Tangible tips to make your workplace safe for everyone

  • Remove all broken glass, sharp objects, tools, spills and debris.
  • Keep hallways and exits clear of clutter. Firefighters work with limited amounts of air and need to move through and exit buildings quickly during a fire…every second counts. Paramedics navigate hallways with stretchers.
  • Emergency exits should NEVER be locked, blocked or chained. If there is an EXIT sign about a door, people must be able to exit.
  • Ensure safe storage of pallets and other stacked materials. Lighter items should be on top shelves; heavier items below.
  • Ensure safe storage of hazardous and flammable materials.
  • Keep alleyways and sidewalks clear and accessible for emergency vehicles and personnel.
  • Install safety railings/guard and toe rails.
  • Secure all scaffolding.
  • Obtain a permit for all renovations. Have renovations done by a professional.
  • Ensure proper placement of signage. Post close to the actual danger. Keep signage current for dangers and hazards that change.
  • Ensure open holes are covered. Particularly important in industrial yards. Especially where there is no sensor lighting. Deal with culverts and sinkholes immediately.
  • Ensure proper functioning of alarm systems. Test regularly. Deal with malfunctions and false alarms promptly.
  • Ensure access points to construction sites are clearly marked for emergency services. At construction sites, stop overhead cranes and swinging loads when emergency responders are on scene — at both the emergency site and adjacent sites
  • Conduct a regular hazard assessment by asking yourself: What could go wrong here? What can I do to make sure nothing goes wrong here?

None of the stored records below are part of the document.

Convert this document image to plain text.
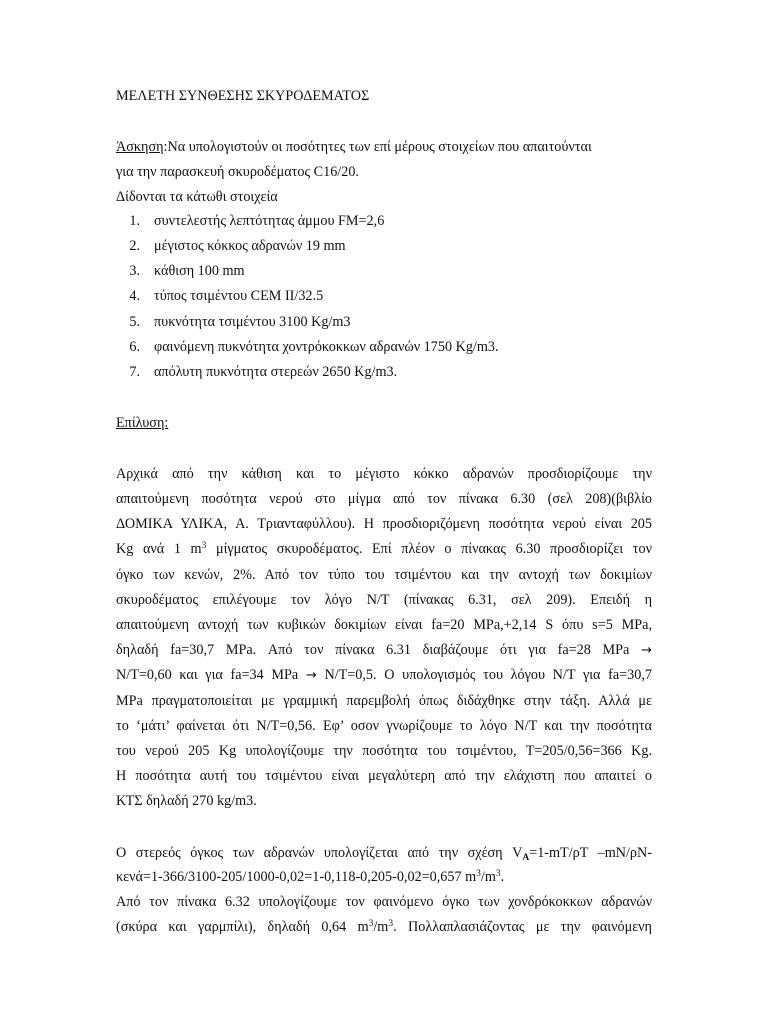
ΜΕΛΕΤΗ ΣΥΝΘΕΣΗΣ ΣΚΥΡΟΔΕΜΑΤΟΣ
Άσκηση:Να υπολογιστούν οι ποσότητες των επί μέρους στοιχείων που απαιτούνται
για την παρασκευή σκυροδέματος C16/20.
Δίδονται τα κάτωθι στοιχεία
1. συντελεστής λεπτότητας άμμου FM=2,6
2. μέγιστος κόκκος αδρανών 19 mm
3. κάθιση 100 mm
4. τύπος τσιμέντου CEM II/32.5
5. πυκνότητα τσιμέντου 3100 Kg/m3
6. φαινόμενη πυκνότητα χοντρόκοκκων αδρανών 1750 Kg/m3.
7. απόλυτη πυκνότητα στερεών 2650 Kg/m3.
Επίλυση:
Αρχικά από την κάθιση και το μέγιστο κόκκο αδρανών προσδιορίζουμε την
απαιτούμενη ποσότητα νερού στο μίγμα από τον πίνακα 6.30 (σελ 208)(βιβλίο
ΔΟΜΙΚΑ ΥΛΙΚΑ, Α. Τριανταφύλλου). Η προσδιοριζόμενη ποσότητα νερού είναι 205
Kg ανά 1 $m^3$ μίγματος σκυροδέματος. Επί πλέον ο πίνακας 6.30 προσδιορίζει τον
όγκο των κενών, 2%. Από τον τύπο του τσιμέντου και την αντοχή των δοκιμίων
σκυροδέματος επιλέγουμε τον λόγο Ν/Τ (πίνακας 6.31, σελ 209). Επειδή η
απαιτούμενη αντοχή των κυβικών δοκιμίων είναι fa=20 MPa,+2,14 S όπυ s=5 MPa,
δηλαδή fa=30,7 MPa. Από τον πίνακα 6.31 διαβάζουμε ότι για fa=28 MPa →
Ν/Τ=0,60 και για fa=34 MPa → Ν/Τ=0,5. Ο υπολογισμός του λόγου Ν/Τ για fa=30,7
MPa πραγματοποιείται με γραμμική παρεμβολή όπως διδάχθηκε στην τάξη. Αλλά με
το ‘μάτι’ φαίνεται ότι Ν/Τ=0,56. Εφ’ οσον γνωρίζουμε το λόγο Ν/Τ και την ποσότητα
του νερού 205 Kg υπολογίζουμε την ποσότητα του τσιμέντου, Τ=205/0,56=366 Kg.
Η ποσότητα αυτή του τσιμέντου είναι μεγαλύτερη από την ελάχιστη που απαιτεί ο
ΚΤΣ δηλαδή 270 kg/m3.
Ο στερεός όγκος των αδρανών υπολογίζεται από την σχέση $V_A=1-mT/\rho T$ –mΝ/ρΝ-
κενά=1-366/3100-205/1000-0,02=1-0,118-0,205-0,02=0,657 $m^3/m^3$.
Από τον πίνακα 6.32 υπολογίζουμε τον φαινόμενο όγκο των χονδρόκοκκων αδρανών
(σκύρα και γαρμπίλι), δηλαδή 0,64 $m^3/m^3$. Πολλαπλασιάζοντας με την φαινόμενη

How you can make the roads safer for emergency workers:

  • Pay attention! Avoid distractions such as talking on the cell phone, texting, eating and applying make-up.
  • Check rear view mirror regularly.
  • Yield to emergency vehicles with lights activated. If an emergency vehicle comes up behind you, get out of the way in the safest possible manner.
  • Slow down when passing emergency responders — and their vehicles — when they are stopped on the road…and give them room to work.
When K-9 officer Darren Leggatt found John in the lunchroom, he immediately started CPR. Darren’s quick actions meant that John was able to be put on life support so that his organs could be removed for donation. This also meant that I could spend the day with John as he passed away. As grateful as I am that I was able to say good-bye to a breathing but brain-dead husband versus a corpse, the end result is the same.

“We have to fear evil men but what we must fear more is the indifference of good men.”